Towards the end of the voyage I became impatient. The nearer we got to England the greater was my eagerness to see Ellen. I was on the threshold of a new existence, and I was in a fever to cross it. This uncontrollable desire burnt within me to the exclusion of every other topic. I became restless and abstracted, and I withdrew from cordial relationship with my fellow-passengers. This mood—for which I cannot account except on the grounds of pure selfishness—lasted a week, and then I took myself to task and endeavored to make myself companionable; but I was not regarded with the same favor, and my society was not courted. It taught me a lesson, and I inwardly reproached myself with ingratitude.
It is perhaps necessary to mention that I still retained the name I had adopted, and that I appeared on the passenger list as John Fletcher. Time enough, I thought, to resume my own name when Ellen and I were married. But my principal reason for retaining the name of Fletcher was the fear that some of the passengers might have read the account of the fire in which Barbara perished. Newspapers nowadays deal largely in horrors, and accounts of the fire had been published in the Melbourne journals. Naturally I shrank from identification.
The date of my arrival in Liverpool was the 30th of November, and I landed late at night in the midst of a snowstorm. From a railway guide on board ship I noted that a train for London started from Lime Street at midnight, and by this train I had decided to travel to London. Fatal decision! Had I been struck down dead in the streets, my fate would have been the happier!
[CHAPTER XXIV.]
It is at this point of my story that I cannot entirely trust my memory. I am, however, sufficiently clear-minded as to the course of events up to the moment when, in a street, the name of which is unknown to me, an attack was made upon my life. That a watch had been kept upon my movements, and that the attack was premeditated, I have no reason to doubt; but it is almost incredible that hatred could be so far-seeing and vindictive.
As I have said, the snow was falling heavily. It was the first time I had been in Liverpool, and I was therefore not familiar with its thoroughfares. So inclement was the weather, and so thickly did the snow lay upon the ground, that I could not obtain a vehicle to take me to the railway station, the two or three cabs which were available being snapped up before I could reach them. I had no alternative but to walk to Lime Street. There was ample time to get to the station, and I was proof against much more serious obstacles than a snowstorm and a gale of wind.
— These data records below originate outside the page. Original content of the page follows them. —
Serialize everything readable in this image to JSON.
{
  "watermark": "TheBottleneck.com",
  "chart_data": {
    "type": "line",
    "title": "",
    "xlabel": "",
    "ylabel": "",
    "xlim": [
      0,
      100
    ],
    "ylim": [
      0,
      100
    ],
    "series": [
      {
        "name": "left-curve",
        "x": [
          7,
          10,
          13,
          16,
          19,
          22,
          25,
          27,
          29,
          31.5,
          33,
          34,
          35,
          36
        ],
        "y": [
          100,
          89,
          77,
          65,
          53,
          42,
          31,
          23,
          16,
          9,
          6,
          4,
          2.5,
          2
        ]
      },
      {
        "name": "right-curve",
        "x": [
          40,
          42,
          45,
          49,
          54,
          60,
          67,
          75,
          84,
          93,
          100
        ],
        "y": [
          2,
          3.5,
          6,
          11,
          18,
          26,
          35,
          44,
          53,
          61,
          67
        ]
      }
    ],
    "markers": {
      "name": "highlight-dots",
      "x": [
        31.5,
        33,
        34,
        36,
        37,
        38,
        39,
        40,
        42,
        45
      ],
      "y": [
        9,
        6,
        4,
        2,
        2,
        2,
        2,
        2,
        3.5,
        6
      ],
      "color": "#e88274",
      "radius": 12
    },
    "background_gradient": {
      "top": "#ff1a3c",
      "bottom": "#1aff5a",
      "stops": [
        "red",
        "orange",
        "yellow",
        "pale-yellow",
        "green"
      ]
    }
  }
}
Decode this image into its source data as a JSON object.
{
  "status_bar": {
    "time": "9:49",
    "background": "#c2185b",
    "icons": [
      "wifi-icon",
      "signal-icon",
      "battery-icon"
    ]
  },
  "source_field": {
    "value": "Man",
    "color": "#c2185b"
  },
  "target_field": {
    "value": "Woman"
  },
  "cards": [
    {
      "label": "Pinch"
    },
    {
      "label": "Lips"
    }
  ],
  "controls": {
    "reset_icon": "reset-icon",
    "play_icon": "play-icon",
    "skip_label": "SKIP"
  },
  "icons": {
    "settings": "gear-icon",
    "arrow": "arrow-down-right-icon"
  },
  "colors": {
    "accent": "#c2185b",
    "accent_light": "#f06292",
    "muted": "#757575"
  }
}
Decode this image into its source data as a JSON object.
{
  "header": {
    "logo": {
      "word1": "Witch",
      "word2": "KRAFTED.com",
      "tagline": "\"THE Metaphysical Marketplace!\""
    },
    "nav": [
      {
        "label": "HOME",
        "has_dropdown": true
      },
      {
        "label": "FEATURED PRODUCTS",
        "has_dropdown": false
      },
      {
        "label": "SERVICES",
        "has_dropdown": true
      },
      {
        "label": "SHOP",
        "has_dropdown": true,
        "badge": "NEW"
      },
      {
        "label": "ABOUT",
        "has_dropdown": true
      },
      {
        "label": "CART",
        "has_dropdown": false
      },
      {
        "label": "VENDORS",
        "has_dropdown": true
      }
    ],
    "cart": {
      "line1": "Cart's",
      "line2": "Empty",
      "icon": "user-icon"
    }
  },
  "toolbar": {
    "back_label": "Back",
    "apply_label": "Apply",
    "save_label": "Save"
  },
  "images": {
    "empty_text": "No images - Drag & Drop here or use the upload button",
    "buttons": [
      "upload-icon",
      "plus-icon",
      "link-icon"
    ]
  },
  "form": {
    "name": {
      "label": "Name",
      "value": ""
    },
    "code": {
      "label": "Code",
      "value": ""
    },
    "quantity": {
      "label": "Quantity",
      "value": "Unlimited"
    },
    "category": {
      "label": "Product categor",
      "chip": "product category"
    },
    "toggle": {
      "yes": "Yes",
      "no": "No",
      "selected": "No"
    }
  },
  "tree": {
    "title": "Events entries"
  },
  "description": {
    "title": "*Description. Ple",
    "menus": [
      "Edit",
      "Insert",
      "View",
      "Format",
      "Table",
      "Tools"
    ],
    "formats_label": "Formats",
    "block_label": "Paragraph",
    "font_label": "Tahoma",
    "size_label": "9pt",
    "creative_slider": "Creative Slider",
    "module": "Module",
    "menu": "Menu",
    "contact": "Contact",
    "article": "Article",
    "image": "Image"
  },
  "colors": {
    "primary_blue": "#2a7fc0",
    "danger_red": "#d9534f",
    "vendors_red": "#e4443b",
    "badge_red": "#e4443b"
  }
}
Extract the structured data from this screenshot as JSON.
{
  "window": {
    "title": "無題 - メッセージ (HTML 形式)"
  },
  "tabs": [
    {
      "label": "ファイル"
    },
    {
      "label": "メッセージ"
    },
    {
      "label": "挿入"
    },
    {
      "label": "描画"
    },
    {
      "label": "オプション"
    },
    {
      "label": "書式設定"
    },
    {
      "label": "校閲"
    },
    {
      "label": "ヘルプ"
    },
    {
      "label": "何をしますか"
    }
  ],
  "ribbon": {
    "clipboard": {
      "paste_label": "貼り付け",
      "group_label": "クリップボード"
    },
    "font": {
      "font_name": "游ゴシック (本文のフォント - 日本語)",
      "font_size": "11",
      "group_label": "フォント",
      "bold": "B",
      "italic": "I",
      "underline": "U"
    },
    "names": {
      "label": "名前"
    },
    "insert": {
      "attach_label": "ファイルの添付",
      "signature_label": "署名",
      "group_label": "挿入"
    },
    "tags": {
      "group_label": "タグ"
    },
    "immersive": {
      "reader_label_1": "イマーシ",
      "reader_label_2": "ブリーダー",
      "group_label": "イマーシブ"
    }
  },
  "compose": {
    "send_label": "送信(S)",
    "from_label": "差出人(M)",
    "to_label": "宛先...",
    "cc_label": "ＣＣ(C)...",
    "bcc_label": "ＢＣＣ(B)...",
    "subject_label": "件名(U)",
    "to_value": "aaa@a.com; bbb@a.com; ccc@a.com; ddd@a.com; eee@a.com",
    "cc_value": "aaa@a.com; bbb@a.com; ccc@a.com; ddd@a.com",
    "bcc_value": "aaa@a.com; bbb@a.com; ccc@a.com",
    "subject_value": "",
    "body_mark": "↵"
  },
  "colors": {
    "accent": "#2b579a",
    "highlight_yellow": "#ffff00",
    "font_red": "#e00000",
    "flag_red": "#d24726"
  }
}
I was in joyous spirits at the prospect of soon embracing Ellen and my boy, and I walked along (after inquiring my way at the docks) with buoyant steps and a song on my lips. It may have been that this preoccupation of mind made me absent-minded, or that I had been misdirected, for in the midst of my pleasant musings a doubt arose as to whether I was on the right road. I remember stopping by a lamp-post to look at my watch, which I had purchased before I left Melbourne; I remember the time, five minutes to eleven, and my feeling of satisfaction that I had nearly an hour to get to the station. But which was the right way? There was not a person in sight of whom I could make inquiries, and at hap-hazard I turned down the street to which I have referred. It was a narrow, ill-lighted street, and I did not notice whether the houses in it were places of business or private residences.
Suddenly, either from one of the houses or from some dark courtway, a man rushed out and attacked me with such violence that had I been less powerful than I am his first onslaught would have accomplished his purpose. As it was, I grappled with him at the moment of his attack, and a furious struggle began—a struggle for life. Maddened by the attempt to dash the cup of happiness from my lips I put forth all my strength.